33. Bölüm: "Çift Tebessüm."

3.6K 271 37
                                    

Artık bitti sanırım. Hayatımın mutsuzluk evresini tamamladım.

Artık korkmayacağım sanırım. Korkmam gereken günleri geride bıraktım.

Hep güleceğim sanırım. Aylardır bir kez bile ağlamadım.

Ve hep sevileceğim sanırım. Korkut'un sevgisini en güzel şekilde hissediyorum.

Artık geçti. Biliyorum.

"Belkıs sesimi duyuyor musun?" Annemin sesiyle gözlerimi yerden çektim. Annemin yanındaydım. Onları görmek istediğim için bugün eski evime gelmiştim. Babam olacak o adam artık ortada yoktu. Korkut'a güveniyordum, onu bir daha görmeyeceğimi söylemişti, görmeyecektim.

"Dalmışım." diyerek anneme baktım. Annem önündeki pirinçle uğraşırken gözleri de bendeydi.

"Bir şey mi oldu? Neyi düşünür durursun?" diye sorduğunda dudaklarım iki yana ayrıldı.

Her zaman bu soruların cevabı kötü şeyler olurdu. İlk kez cevabım güzeldi. Sadece hayatımın ne denli güzelleştiğini düşünüyordum. Çok sevdiğim kişi tarafından artık sevildiğimi düşünüyordum.

"Hiç." diye cevap verdim anneme. Üstelemeden gözlerini önündeki pirinçlere çevirdi.
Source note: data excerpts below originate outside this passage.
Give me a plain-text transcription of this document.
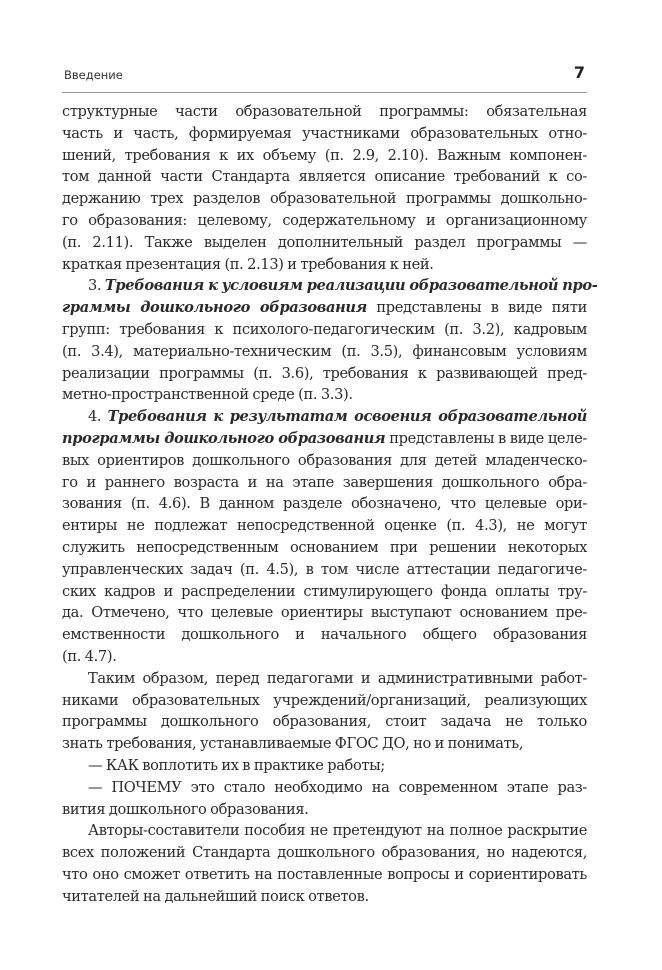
Введение	7
структурные части образовательной программы: обязательная
часть и часть, формируемая участниками образовательных отно-
шений, требования к их объему (п. 2.9, 2.10). Важным компонен-
том данной части Стандарта является описание требований к со-
держанию трех разделов образовательной программы дошкольно-
го образования: целевому, содержательному и организационному
(п. 2.11). Также выделен дополнительный раздел программы —
краткая презентация (п. 2.13) и требования к ней.
3. Требования к условиям реализации образовательной про-
граммы дошкольного образования представлены в виде пяти
групп: требования к психолого-педагогическим (п. 3.2), кадровым
(п. 3.4), материально-техническим (п. 3.5), финансовым условиям
реализации программы (п. 3.6), требования к развивающей пред-
метно-пространственной среде (п. 3.3).
4. Требования к результатам освоения образовательной
программы дошкольного образования представлены в виде целе-
вых ориентиров дошкольного образования для детей младенческо-
го и раннего возраста и на этапе завершения дошкольного обра-
зования (п. 4.6). В данном разделе обозначено, что целевые ори-
ентиры не подлежат непосредственной оценке (п. 4.3), не могут
служить непосредственным основанием при решении некоторых
управленческих задач (п. 4.5), в том числе аттестации педагогиче-
ских кадров и распределении стимулирующего фонда оплаты тру-
да. Отмечено, что целевые ориентиры выступают основанием пре-
емственности дошкольного и начального общего образования
(п. 4.7).
Таким образом, перед педагогами и административными работ-
никами образовательных учреждений/организаций, реализующих
программы дошкольного образования, стоит задача не только
знать требования, устанавливаемые ФГОС ДО, но и понимать,
— КАК воплотить их в практике работы;
— ПОЧЕМУ это стало необходимо на современном этапе раз-
вития дошкольного образования.
Авторы-составители пособия не претендуют на полное раскрытие
всех положений Стандарта дошкольного образования, но надеются,
что оно сможет ответить на поставленные вопросы и сориентировать
читателей на дальнейший поиск ответов.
Buraya geleli birkaç saat olmuştu. Yengemle ağabeyim yengemin ailesine ziyarete gitmişlerdi. Bu yüzden onları göremeyecektim. Musa da evde değildi. Musa'yı görmeden dönmek istemediğim için biraz daha bekleyecektim.
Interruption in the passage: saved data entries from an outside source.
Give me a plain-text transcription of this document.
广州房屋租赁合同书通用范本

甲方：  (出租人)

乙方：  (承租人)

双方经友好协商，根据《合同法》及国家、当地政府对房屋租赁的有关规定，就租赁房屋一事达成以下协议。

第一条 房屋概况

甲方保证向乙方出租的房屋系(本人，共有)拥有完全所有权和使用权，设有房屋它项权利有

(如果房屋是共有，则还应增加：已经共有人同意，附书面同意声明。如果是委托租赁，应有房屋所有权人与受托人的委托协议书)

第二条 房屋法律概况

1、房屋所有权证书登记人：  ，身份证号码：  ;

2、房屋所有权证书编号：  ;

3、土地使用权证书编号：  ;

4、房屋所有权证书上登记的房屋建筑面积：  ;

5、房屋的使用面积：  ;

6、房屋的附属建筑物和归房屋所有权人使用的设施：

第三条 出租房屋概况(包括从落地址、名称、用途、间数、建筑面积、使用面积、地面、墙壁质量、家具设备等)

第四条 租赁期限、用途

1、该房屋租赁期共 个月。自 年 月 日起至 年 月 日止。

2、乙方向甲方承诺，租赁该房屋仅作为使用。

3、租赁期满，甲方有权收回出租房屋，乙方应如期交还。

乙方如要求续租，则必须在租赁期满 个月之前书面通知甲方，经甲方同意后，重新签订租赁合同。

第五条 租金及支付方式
Korkut istediğim kadar durabileceğimi söylemişti. Akşama kadar da dursam bir şey demeyeceği için rahattım. Evdekiler de zaten buna karışmazlardı.

Annemle otururken sessiz olmamız beni rahatsız etse de bu durum normaldi. Annemle konuşabileceğimiz bir şey yoktu. Ne konuşabilirdik bilmiyordum. Onun da bilmediğine emindim.
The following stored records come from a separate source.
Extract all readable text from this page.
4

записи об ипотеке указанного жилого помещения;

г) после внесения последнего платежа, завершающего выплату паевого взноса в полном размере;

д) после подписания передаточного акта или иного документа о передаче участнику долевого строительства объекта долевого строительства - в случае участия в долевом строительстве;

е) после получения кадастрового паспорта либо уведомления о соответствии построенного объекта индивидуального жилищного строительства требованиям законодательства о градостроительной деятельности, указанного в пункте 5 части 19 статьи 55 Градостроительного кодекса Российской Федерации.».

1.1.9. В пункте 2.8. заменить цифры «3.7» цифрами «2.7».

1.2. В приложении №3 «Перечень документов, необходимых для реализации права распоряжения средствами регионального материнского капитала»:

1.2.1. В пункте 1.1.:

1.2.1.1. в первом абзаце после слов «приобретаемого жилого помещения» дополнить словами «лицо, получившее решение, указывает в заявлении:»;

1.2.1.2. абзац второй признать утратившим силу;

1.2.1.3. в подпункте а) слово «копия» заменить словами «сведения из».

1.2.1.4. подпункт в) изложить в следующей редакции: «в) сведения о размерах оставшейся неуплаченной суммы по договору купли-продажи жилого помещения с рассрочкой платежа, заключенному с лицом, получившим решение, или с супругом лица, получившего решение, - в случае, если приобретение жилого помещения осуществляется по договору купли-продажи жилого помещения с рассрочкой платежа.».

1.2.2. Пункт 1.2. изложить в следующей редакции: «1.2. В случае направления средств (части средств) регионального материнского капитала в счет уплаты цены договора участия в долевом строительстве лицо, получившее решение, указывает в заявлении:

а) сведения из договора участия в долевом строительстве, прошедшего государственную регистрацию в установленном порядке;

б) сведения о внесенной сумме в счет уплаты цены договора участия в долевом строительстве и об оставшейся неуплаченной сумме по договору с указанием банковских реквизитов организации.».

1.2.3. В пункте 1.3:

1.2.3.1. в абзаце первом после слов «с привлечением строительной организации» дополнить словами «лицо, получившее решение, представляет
Güzel bir anne kız ilişkimiz olmadığından böyleydi bu durum belki de.

"Akşam yemeğine kal burada. Hatta bir gece burada kal olmaz mı?" Annem konuşunca ona baktım.

Bir gece burada kalmak mı?

Ben bu eve oturmaya geldiğimde bile gergin hissediyordum. Bir de burada yatacak olsam asla uyuyamazdım. "Yok ana." dedim hiç düşünmeden.

Üstelik Korkut olmadan bir gece geçirmek istemiyordum. Annem cevabımı duyunca kafasını usulca salladı. "Kendin bilirsin."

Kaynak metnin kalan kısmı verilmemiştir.